Hardy type inequalities involving gradient of distance function

We prove several new Hardy type inequalities in Euclidean domains; these inequalities involve the gradient of the distance function from a point to the boundary of the domain. For test functions we consider improved inequalities in form proposed by Balinsky and Evans for convex domains. Namely, in Hardy type inequalities, instead of the gradient of the test function, one takes the scalar product of the gradients of the test function and of the distance from a point to the boundary of a given domain.

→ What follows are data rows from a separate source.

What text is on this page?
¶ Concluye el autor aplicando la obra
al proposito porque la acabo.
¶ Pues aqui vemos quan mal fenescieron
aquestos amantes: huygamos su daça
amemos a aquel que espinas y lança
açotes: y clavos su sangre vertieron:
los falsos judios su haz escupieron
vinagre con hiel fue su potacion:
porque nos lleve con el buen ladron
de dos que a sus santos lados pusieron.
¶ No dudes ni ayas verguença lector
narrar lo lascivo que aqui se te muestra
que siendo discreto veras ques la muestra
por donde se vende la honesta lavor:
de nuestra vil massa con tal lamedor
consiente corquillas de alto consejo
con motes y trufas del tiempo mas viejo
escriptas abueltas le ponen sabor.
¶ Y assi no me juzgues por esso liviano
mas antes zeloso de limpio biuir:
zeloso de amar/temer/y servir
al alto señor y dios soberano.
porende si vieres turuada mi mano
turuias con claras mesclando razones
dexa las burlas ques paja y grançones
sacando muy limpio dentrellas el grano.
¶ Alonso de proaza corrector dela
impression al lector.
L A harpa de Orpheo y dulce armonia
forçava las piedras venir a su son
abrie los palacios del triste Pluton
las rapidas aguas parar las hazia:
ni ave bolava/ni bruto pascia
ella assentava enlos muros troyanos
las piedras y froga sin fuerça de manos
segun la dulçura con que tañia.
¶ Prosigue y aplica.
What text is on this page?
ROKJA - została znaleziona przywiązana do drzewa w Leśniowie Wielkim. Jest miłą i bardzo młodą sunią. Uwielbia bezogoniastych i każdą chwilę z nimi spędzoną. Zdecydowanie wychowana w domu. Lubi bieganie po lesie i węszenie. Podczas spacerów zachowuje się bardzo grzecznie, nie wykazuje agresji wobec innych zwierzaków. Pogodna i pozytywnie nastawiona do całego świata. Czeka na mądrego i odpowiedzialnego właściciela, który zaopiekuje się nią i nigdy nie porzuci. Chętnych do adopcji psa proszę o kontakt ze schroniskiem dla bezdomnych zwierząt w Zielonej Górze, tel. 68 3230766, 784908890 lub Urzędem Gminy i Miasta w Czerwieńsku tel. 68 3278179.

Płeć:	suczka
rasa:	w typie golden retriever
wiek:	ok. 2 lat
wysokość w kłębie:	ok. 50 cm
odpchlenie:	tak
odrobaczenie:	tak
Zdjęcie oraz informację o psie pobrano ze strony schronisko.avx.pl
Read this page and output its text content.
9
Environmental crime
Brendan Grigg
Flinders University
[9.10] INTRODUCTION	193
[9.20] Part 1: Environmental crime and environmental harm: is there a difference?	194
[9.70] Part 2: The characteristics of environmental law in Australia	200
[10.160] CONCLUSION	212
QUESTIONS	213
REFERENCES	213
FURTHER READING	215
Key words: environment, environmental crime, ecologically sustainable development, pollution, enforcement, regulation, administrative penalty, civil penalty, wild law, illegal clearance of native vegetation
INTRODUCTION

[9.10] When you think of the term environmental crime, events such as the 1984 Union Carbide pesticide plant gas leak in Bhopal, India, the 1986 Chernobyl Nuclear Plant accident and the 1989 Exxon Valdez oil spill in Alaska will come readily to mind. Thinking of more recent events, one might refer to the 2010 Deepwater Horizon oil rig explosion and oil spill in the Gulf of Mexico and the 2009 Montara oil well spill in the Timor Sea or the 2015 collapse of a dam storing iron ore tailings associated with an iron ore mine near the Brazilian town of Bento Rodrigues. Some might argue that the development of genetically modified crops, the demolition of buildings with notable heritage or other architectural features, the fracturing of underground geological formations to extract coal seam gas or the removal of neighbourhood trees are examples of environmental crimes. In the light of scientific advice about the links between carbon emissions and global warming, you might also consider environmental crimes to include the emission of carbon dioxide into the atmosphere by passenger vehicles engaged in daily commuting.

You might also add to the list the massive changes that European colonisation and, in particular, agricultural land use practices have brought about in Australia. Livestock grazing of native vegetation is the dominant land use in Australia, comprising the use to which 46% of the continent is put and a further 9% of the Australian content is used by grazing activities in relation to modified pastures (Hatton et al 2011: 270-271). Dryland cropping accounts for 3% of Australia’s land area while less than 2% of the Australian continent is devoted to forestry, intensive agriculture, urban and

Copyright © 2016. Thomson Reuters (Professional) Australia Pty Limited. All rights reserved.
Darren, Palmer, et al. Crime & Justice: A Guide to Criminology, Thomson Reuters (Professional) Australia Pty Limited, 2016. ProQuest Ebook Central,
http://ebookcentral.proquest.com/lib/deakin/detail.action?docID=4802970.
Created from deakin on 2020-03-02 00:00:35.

In the present paper, integral Hardy type inequalities are studied in non-convex $n$-dimensional domains having a finite inradius. We prove three new Hardy type $L_p$-inequalities in an improved form with explicit estimates for the constants depending on the dimension of the Euclidean space $n\geq 2$, the inradius of the domain and two parameters $p\geq 1$, $s \geq n$.
Our proofs are based on three key ingredients. The first of them is related with an approximation and a special partition of the domain, in particular, we employ the approximation of the domain by subsets formed by finitely many cubes with sides parallel to the coordinate planes.
The second ingredient is the representation of the domain as a countable union of subdomains with piece-wise smooth boundaries and applying a new theorem by the author on convergence of the gradients of the distance functions for these subdomains. Moreover, we prove three new Hardy type inequalities on a finite interval, which are employed in justifying the inequalities in multi-dimensional domains.